Cat & Calmell’s journey towards their most authentic selves is anything but a straight line.
There’s no clean befores or afters, no magical moment where everything locks into place. The story of besties and collaborators Catherine Stratton and Calmell Teagle unfolds in real time, through the music, instinct, and vision… a process that feels somewhat public and not quite resolved.
Their latest mixtape Live Laugh Cool Star captures that transformation in action. Leaning into play, persona and pop spectacle, the project also marks a subtle but significant shift in how the duo understand themselves and their art. “We really believe that the mixtape was, like, a mini manifestation,” says Calmell.
If the project feels like a turning point, it’s not one that’s been hiding behind the scenes. Cat explains, “the entire process of us figuring out our sonic and artistic identity is publicly available because the first song we ever wrote together is the first single that we put out… You can see our journey and our growth.” It’s an openness that resists the idea of a polished transformation. Instead, what you see is the in-between. “It’s still a learning experience… we’re just trying different things and not putting too much pressure on how we should be.”

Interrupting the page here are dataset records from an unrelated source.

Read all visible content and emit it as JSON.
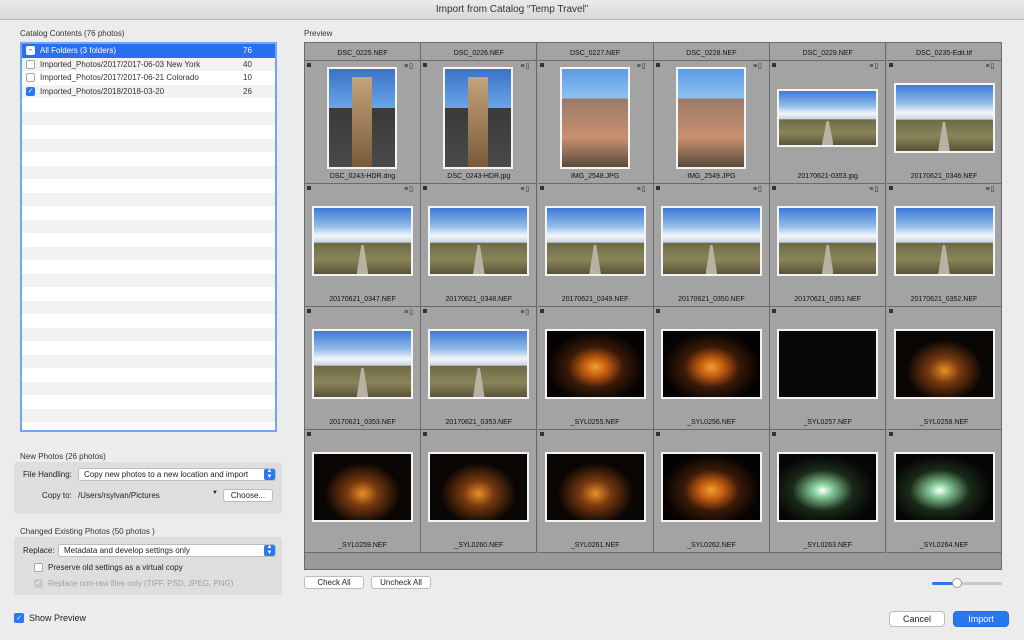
{
  "window": {
    "title": "Import from Catalog “Temp Travel”"
  },
  "catalog": {
    "title": "Catalog Contents (76 photos)",
    "folders": [
      {
        "name": "All Folders (3 folders)",
        "count": "76",
        "state": "mixed",
        "selected": true
      },
      {
        "name": "Imported_Photos/2017/2017-06-03 New York",
        "count": "40",
        "state": "off"
      },
      {
        "name": "Imported_Photos/2017/2017-06-21 Colorado",
        "count": "10",
        "state": "off"
      },
      {
        "name": "Imported_Photos/2018/2018-03-20",
        "count": "26",
        "state": "on"
      }
    ]
  },
  "new_photos": {
    "title": "New Photos (26 photos)",
    "file_handling_label": "File Handling:",
    "file_handling_value": "Copy new photos to a new location and import",
    "copy_to_label": "Copy to:",
    "copy_to_path": "/Users/rsylvan/Pictures",
    "choose_label": "Choose..."
  },
  "changed": {
    "title": "Changed Existing Photos (50 photos )",
    "replace_label": "Replace:",
    "replace_value": "Metadata and develop settings only",
    "preserve_label": "Preserve old settings as a virtual copy",
    "replace_nonraw_label": "Replace non-raw files only (TIFF, PSD, JPEG, PNG)"
  },
  "preview": {
    "title": "Preview",
    "top_row": [
      "DSC_0225.NEF",
      "DSC_0226.NEF",
      "DSC_0227.NEF",
      "DSC_0228.NEF",
      "DSC_0229.NEF",
      "DSC_0235-Edit.tif"
    ],
    "rows": [
      [
        {
          "name": "DSC_0243-HDR.dng",
          "kind": "flat",
          "orient": "portrait"
        },
        {
          "name": "DSC_0243-HDR.jpg",
          "kind": "flat",
          "orient": "portrait"
        },
        {
          "name": "IMG_2548.JPG",
          "kind": "city",
          "orient": "portrait"
        },
        {
          "name": "IMG_2549.JPG",
          "kind": "city",
          "orient": "portrait"
        },
        {
          "name": "20170621-0353.jpg",
          "kind": "road",
          "orient": "landscape-thin"
        },
        {
          "name": "20170621_0346.NEF",
          "kind": "road",
          "orient": "landscape"
        }
      ],
      [
        {
          "name": "20170621_0347.NEF",
          "kind": "road",
          "orient": "landscape"
        },
        {
          "name": "20170621_0348.NEF",
          "kind": "road",
          "orient": "landscape"
        },
        {
          "name": "20170621_0349.NEF",
          "kind": "road",
          "orient": "landscape"
        },
        {
          "name": "20170621_0350.NEF",
          "kind": "road",
          "orient": "landscape"
        },
        {
          "name": "20170621_0351.NEF",
          "kind": "road",
          "orient": "landscape"
        },
        {
          "name": "20170621_0352.NEF",
          "kind": "road",
          "orient": "landscape"
        }
      ],
      [
        {
          "name": "20170621_0353.NEF",
          "kind": "road",
          "orient": "landscape"
        },
        {
          "name": "20170621_0353.NEF",
          "kind": "road",
          "orient": "landscape"
        },
        {
          "name": "_SYL0255.NEF",
          "kind": "fire",
          "orient": "landscape"
        },
        {
          "name": "_SYL0256.NEF",
          "kind": "fire",
          "orient": "landscape"
        },
        {
          "name": "_SYL0257.NEF",
          "kind": "dark",
          "orient": "landscape"
        },
        {
          "name": "_SYL0258.NEF",
          "kind": "ring",
          "orient": "landscape"
        }
      ],
      [
        {
          "name": "_SYL0259.NEF",
          "kind": "ring",
          "orient": "landscape"
        },
        {
          "name": "_SYL0260.NEF",
          "kind": "ring",
          "orient": "landscape"
        },
        {
          "name": "_SYL0261.NEF",
          "kind": "ring",
          "orient": "landscape"
        },
        {
          "name": "_SYL0262.NEF",
          "kind": "fire",
          "orient": "landscape"
        },
        {
          "name": "_SYL0263.NEF",
          "kind": "white",
          "orient": "landscape"
        },
        {
          "name": "_SYL0264.NEF",
          "kind": "white",
          "orient": "landscape"
        }
      ]
    ],
    "check_all_label": "Check All",
    "uncheck_all_label": "Uncheck All",
    "thumb_size_level": 0.35
  },
  "footer": {
    "show_preview_label": "Show Preview",
    "cancel_label": "Cancel",
    "import_label": "Import"
  },
  "colors": {
    "accent": "#2a78f0"
  }
}
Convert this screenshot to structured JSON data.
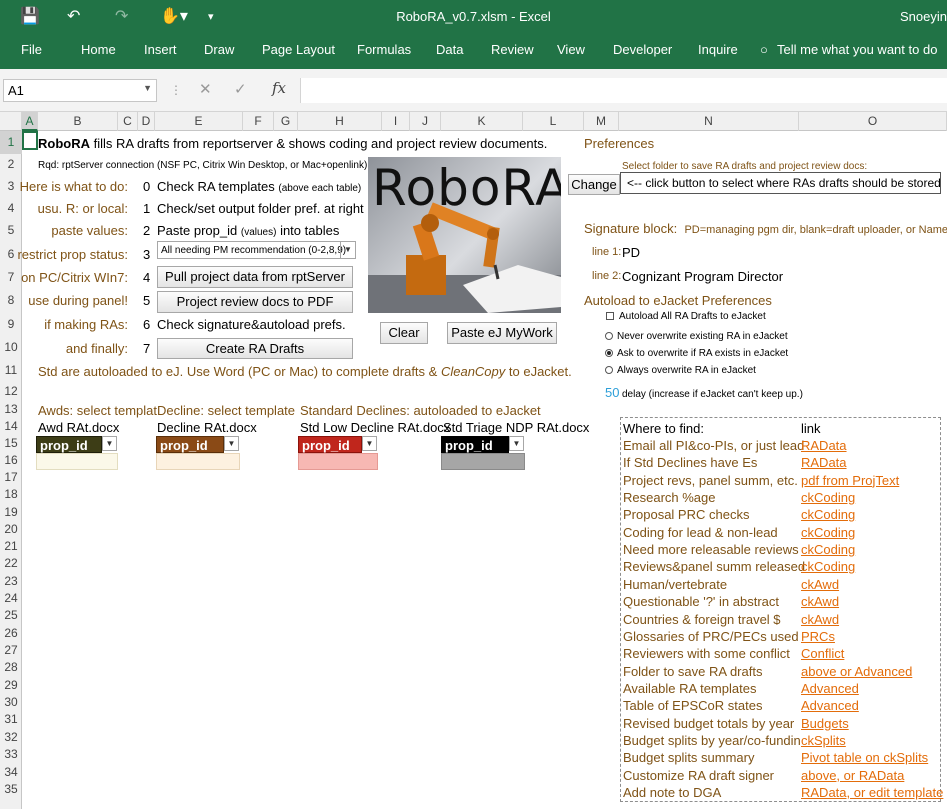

That shared approach to creating has slowly reshaped their relationship to the music itself. In those early sessions, writing became a way of proving something, to themselves as much as anyone else. Their search for meaning often leaned towards intensity; lyrics that carried the full weight of whatever they were feeling at the time.
“I think at the start, we really focused on trying to write lyrics that were really personal or meaningful for us,” says Cat. “It’s not that that’s changed, but I think now we just know where the line is… sometimes it doesn’t have to be so serious. We don’t have to dredge up all our deepest, darkest traumas to write a song. We can write a song about literally anything.”
What’s emerged in its place is something more relaxed and instinctive. The pressure to explain themselves has softened, replaced by a kind of trust that allows ideas to exist without being overworked into significance.
Calmell notes the shift as they move into their next phase. “Now we’re kind of in this next period where we’re writing for the next project, Wink Wink. I feel like we’re still exercising that writing muscle to just try different things and just have fun with it and not try to put too much pressure on how we should be writing or what we should write about.”
Cat & Calmell’s sense of playfulness is no accident. It’s something they’ve arrived at after periods of disconnection, when the versions of themselves they were living didn’t quite align with the ones they imagined. In Live Laugh Cool Star, the duo crafted songs and personas that embodied famous superstars. Outside of the studio, reality looked different.
Working to make ends meet meant the slow drift away from the creative life they had always pictured. Calmell reflects, “we were working part-time jobs and, like, at the bar I was working at, we’d get fans coming in and it’d just be such a weird experience that they’d see me in that way. Working all these jobs kind of made me feel disconnected to who I was or who I wanted to be. And so writing the project was kind of therapeutic in that way so I could cosplay into something I really wanted to be.”
In the process of writing, that distance between present and future self begins to collapse. The characters start to feel familiar and the personas start to feel real. “It just feels like we’re finally on the right path,” says Cat. “Before, it felt like we were on a skewed path that wasn’t heading towards what we truly wanted.” The difference is orientation rather than outcome, a sense of movement that feels truly aligned to the shared dreams of best friends. “I’m really excited for the journey.”
That inward focus extends to how Cat & Calmell are navigating the industry around them. “Everyone’s kind of on their own journey,” Calmell says. “I guess there’s nothing like your own art to make you believe in yourself.”
The absence of comparison is not a strategy so much as a byproduct of attention being directed elsewhere. Their partnership plays into that, creating a shared space that feels safe and self-contained. Cat explains “what I’ve realised is that Calmell and I are so caught up in our own heads and dealing with our own demons that we’re not even really focusing on anyone else or comparing ourselves to other people. We have each other and we’ve only really had each other for a really long time, for quite a crucial period of our lives…”
That intuition has become the key to Cat & Calmell’s decision making. There are no fixed versions of the artists waiting at the end of the process. What exists instead is repetition, the act of returning to that internal voice and choosing to listen to it again. “I think what we’ve always done, whether intentionally or not, was follow our own taste and our own intuition,” says Cat. “I think that staying true to that and not being afraid of evolving past who we were when we were teenagers… I think it’s just continuously checking in with yourself to make sure that you’re not being swayed by outside influences and that you’re staying true to yourself.”
“Don’t try to replicate other people because you are your own diva.”